Inauguration Day

I think it’s natural for us as Christians to become invested in politics. We’re people to whom values and ethics are important, to whom relationships and communities are important; and those things come together in our national and local political lives as much as they do in our church life. This is a good thing! There’s nothing wrong with it. But I do think that it’s important to set it at the right level.

On the one hand, we don’t want to invest too much faith in our leaders. It is just not true that Joe Biden is a savior who will fix every problem, or that Donald Trump was some kind of demon bent on evil. Nor was it true that Donald Trump as a savior who would fix every problem and Barack Obama was a demon bent on evil. This just isn’t how human beings work. There is a bigger cosmic struggle happening between good and evil, but human beings are never black-and-white like that.

On the other hand, we don’t want to become too uninvested from politics, as if it didn’t matter, as if one side was the same as the other and both were in line with Christian values of love and peace. It’s important for us to act in our political lives, to care about our political lives, because the decisions we make do have real effects on our neighbors and the most vulnerable living among us.

I do believe that Christians can, in good faith, disagree about their political beliefs. If they’re acting out of a sincere love of their neighbor, out of a sincere concern for the poor and the vulnerable, they can disagree on the best policy means to achieve those goals.

Not everyone is acting with those goals in mind, of course, and it’s okay to recognize that as well. It’s okay to recognize when people are acting with their own interests in mind, and not those of the poor and the refugee.

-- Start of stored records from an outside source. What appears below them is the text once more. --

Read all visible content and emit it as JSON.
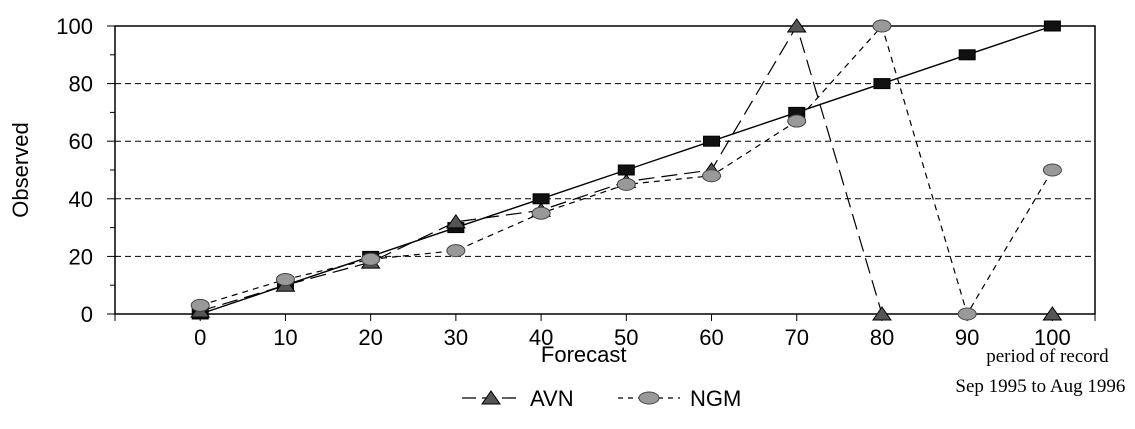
{
  "chart_data": {
    "type": "line",
    "xlabel": "Forecast",
    "ylabel": "Observed",
    "x": [
      0,
      10,
      20,
      30,
      40,
      50,
      60,
      70,
      80,
      90,
      100
    ],
    "xlim": [
      -10,
      105
    ],
    "ylim": [
      0,
      100
    ],
    "xticks": [
      "0",
      "10",
      "20",
      "30",
      "40",
      "50",
      "60",
      "70",
      "80",
      "90",
      "100"
    ],
    "yticks": [
      "0",
      "20",
      "40",
      "60",
      "80",
      "100"
    ],
    "grid": "horizontal dashed",
    "legend_position": "bottom-center",
    "series": [
      {
        "key": "perfect",
        "marker": "square",
        "style": "solid",
        "color": "#000000",
        "values": [
          0,
          10,
          20,
          30,
          40,
          50,
          60,
          70,
          80,
          90,
          100
        ]
      },
      {
        "key": "avn",
        "name": "AVN",
        "marker": "triangle",
        "style": "long-dash",
        "color": "#000000",
        "values": [
          1,
          10,
          18,
          32,
          36,
          46,
          50,
          100,
          0,
          null,
          0
        ]
      },
      {
        "key": "ngm",
        "name": "NGM",
        "marker": "ellipse",
        "style": "short-dash",
        "color": "#888888",
        "values": [
          3,
          12,
          19,
          22,
          35,
          45,
          48,
          67,
          100,
          0,
          50
        ]
      }
    ],
    "annotation": {
      "line1": "period of record",
      "line2": "Sep 1995 to Aug 1996"
    }
  }
}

At times like these, I find the prayer book helpful, not just because it gives us words to pray, but because it contains prayers that were as relevant 50 years ago as they are today. Many of the prayers we have in our prayer book were written in the ’60s and ’70s, times as turbulent as these, as the Civil Rights Movement continued, and I wanted to share this morning a prayer that our bishops shared for the inauguration. It’s the “Prayer for the Human Family”:

O God, you made us in your own image and redeemed us through Jesus your Son: Look with compassion on the whole human family; take away the arrogance and hatred which infect our hearts; break down the walls that separate us; unite us in bonds of love; and work through our struggle and confusion to accomplish your purposes on earth; that, in your good time, all nations and races may serve you in harmony around your heavenly throne; through Jesus Christ our Lord. Amen. (BCP p. 815)

We do need compassion from God. We do need the arrogance and hatred that infect our hearts to be taken away. We do need the walls that divide us to be broken down.

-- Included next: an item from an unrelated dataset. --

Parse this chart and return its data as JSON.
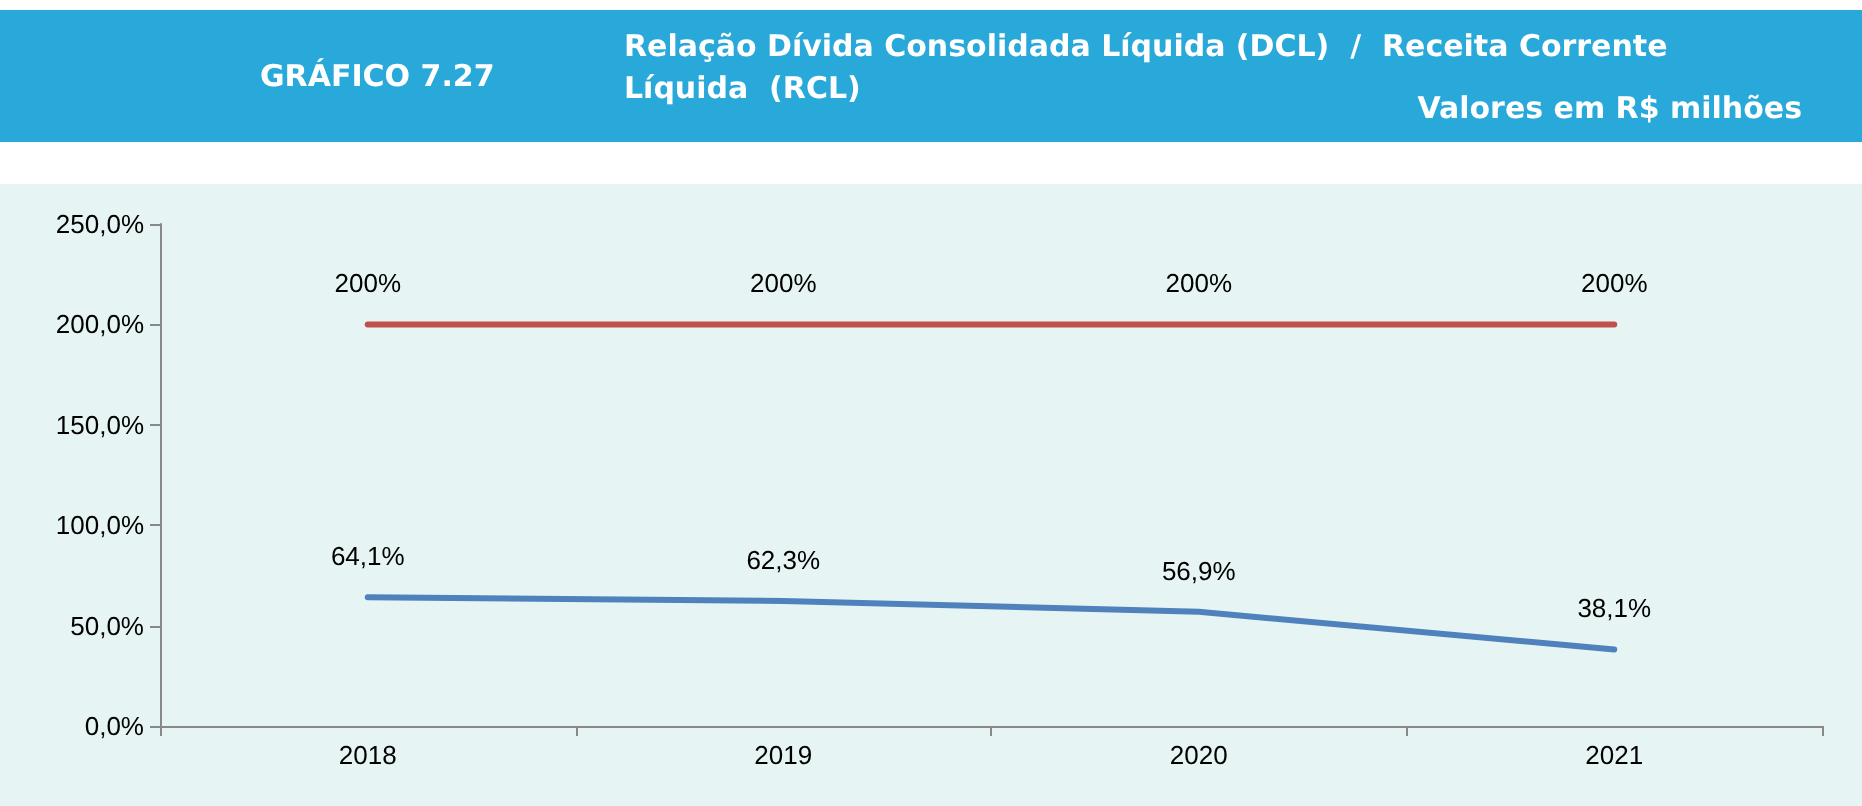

And more than anything, we do need God to work through our struggle and confusion to accomplish God’s purposes on earth.

It won’t be a quick process. It won’t happen when we want it. It won’t necessarily happen the way that we want it. But I have faith that, as the prayer says, “in [God’s] good time,” these things will be done. So let us pray for God’s love to grow in all of us, and let us work to make God’s love a reality in our lives. Amen.